Nontraditional: Baby, It's Cold Outside (Louis Armstrong and Ella Fitzgerald version). This is not even remotely about a holiday, but it's about cold weather, so they play it at this time of year and it counts. It's an a duet between a couple about whether the girl should go home at the end of the evening. ("I really can't stay..." "But baby, it's cold outside.") The singing in this version is really beautiful and charming. It's also incredibly fun to sing.

So what are your favorite holiday songs, traditional and nontraditional, and why? This is not a contest, but if you pick awesome songs or reasons, I will compliment you.

Saturday, December 03, 2005

Earthquakes, actual and predicted

Just over 15 years ago, a pseudoscientist named Iben Browning predicted that on December 3rd, 1990, a massive earthquake would hit the New Madrid fault in southeastern Missouri. The prediction caused mass hysteria. People bought earthquake insurance, news stations did stories about standing in doorways, and many of my classmates stayed home from school, "just in case."

The prediction, while silly and baseless, did bring something surprising to the attention of midwesterners: the largest earthquakes ever to hit the contiguous United States occurred along the New Madrid fault.

In 1811 and 1812, three earthquakes believed to be over 8.0 on the Richter scale occurred with epicenters in or near southeastern Missouri. They are said to have caused the Mississippi River to run backwards and were felt as far away as Massachusetts. Seismologists predict that another large earthquake will hit the area in the next few decades.

Want to read more? This is a site with a brief description of the New Madrid fault and links to eyewitness accounts of the 1811-1812 quakes. This is an article by a guy reflecting on the 1990 prediction hysteria.

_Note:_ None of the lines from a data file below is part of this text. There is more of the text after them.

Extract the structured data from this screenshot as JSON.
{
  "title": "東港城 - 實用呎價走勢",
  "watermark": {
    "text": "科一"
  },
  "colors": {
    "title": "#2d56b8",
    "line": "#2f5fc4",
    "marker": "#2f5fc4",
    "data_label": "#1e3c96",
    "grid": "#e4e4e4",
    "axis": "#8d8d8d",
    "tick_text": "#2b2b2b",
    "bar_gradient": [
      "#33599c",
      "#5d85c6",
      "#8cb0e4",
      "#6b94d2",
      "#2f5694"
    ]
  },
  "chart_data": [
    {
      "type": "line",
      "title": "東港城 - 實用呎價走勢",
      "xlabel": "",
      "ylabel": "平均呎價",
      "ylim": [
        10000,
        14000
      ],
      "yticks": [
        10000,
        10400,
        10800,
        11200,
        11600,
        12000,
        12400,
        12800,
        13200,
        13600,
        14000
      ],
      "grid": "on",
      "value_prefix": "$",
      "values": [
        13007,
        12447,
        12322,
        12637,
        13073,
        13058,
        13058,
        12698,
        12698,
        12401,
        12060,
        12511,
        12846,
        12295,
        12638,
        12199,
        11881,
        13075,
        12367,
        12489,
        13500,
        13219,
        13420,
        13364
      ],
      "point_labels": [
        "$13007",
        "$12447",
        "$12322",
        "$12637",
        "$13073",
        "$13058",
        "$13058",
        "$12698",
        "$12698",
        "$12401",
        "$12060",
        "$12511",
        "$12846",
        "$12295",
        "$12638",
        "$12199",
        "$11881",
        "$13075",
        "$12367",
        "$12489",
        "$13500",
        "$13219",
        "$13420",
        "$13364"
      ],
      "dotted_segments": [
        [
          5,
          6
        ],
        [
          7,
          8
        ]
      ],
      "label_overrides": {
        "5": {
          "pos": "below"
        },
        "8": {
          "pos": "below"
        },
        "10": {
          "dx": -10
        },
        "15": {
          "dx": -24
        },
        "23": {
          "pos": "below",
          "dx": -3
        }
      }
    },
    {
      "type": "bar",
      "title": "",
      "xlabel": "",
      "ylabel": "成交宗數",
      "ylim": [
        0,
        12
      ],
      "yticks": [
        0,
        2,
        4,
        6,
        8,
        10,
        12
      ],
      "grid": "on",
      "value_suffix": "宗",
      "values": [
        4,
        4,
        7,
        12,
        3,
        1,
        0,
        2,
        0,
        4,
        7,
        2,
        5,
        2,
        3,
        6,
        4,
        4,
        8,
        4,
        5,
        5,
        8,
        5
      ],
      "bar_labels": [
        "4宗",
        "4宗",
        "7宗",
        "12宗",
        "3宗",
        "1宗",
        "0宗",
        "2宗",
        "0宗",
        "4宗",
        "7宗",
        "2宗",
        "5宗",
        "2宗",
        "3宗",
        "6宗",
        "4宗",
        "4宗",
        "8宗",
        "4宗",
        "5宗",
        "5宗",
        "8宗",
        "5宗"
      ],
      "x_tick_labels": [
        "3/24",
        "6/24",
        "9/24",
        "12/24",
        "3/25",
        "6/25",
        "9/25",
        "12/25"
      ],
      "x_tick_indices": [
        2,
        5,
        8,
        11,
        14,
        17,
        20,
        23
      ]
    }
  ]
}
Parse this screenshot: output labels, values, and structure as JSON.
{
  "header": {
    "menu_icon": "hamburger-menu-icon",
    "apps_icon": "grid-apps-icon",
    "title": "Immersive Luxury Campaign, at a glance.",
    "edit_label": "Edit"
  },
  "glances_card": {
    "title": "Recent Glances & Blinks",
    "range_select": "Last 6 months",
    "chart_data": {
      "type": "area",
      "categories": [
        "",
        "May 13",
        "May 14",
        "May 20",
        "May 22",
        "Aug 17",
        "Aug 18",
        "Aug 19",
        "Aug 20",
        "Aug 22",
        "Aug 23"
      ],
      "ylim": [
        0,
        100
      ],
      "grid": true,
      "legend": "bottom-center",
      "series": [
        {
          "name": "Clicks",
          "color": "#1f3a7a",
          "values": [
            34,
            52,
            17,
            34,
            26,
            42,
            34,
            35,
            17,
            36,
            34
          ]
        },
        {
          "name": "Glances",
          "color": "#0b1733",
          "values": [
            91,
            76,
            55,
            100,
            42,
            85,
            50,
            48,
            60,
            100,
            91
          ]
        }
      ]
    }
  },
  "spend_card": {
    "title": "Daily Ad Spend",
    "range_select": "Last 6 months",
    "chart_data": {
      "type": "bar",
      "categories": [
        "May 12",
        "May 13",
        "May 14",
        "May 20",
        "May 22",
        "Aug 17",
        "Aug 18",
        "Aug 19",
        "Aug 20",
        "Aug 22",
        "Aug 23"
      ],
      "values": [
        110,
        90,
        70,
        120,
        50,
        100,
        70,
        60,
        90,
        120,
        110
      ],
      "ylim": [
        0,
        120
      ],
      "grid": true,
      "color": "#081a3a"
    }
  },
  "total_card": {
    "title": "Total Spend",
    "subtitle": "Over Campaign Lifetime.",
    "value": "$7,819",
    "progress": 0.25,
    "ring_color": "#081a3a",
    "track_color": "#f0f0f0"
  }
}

Want to read a lot more about Browning's prediction? The USGS will mail you a free 248-page report (!) about the incident.

Thursday, December 01, 2005

The secret to getting more blog traffic

Of the last 100 visitors to scarlet panda, ten got here by doing google or msn searches. The searches are listed below.

genetics calico cats
dissecting a fly
body temperature of panda
jewkraine (the author of the "My Heart is Like Glass" blog I posted about last week)
fahrenheit 0 solution
reptile DNA and the Illuminati
secret reptilian members
david icke shape shifting reptilian humanoids
reptilian shape shifters (2 times)

The moral of the story: if you want more blog traffic, liberally add references to shapeshifting reptiles.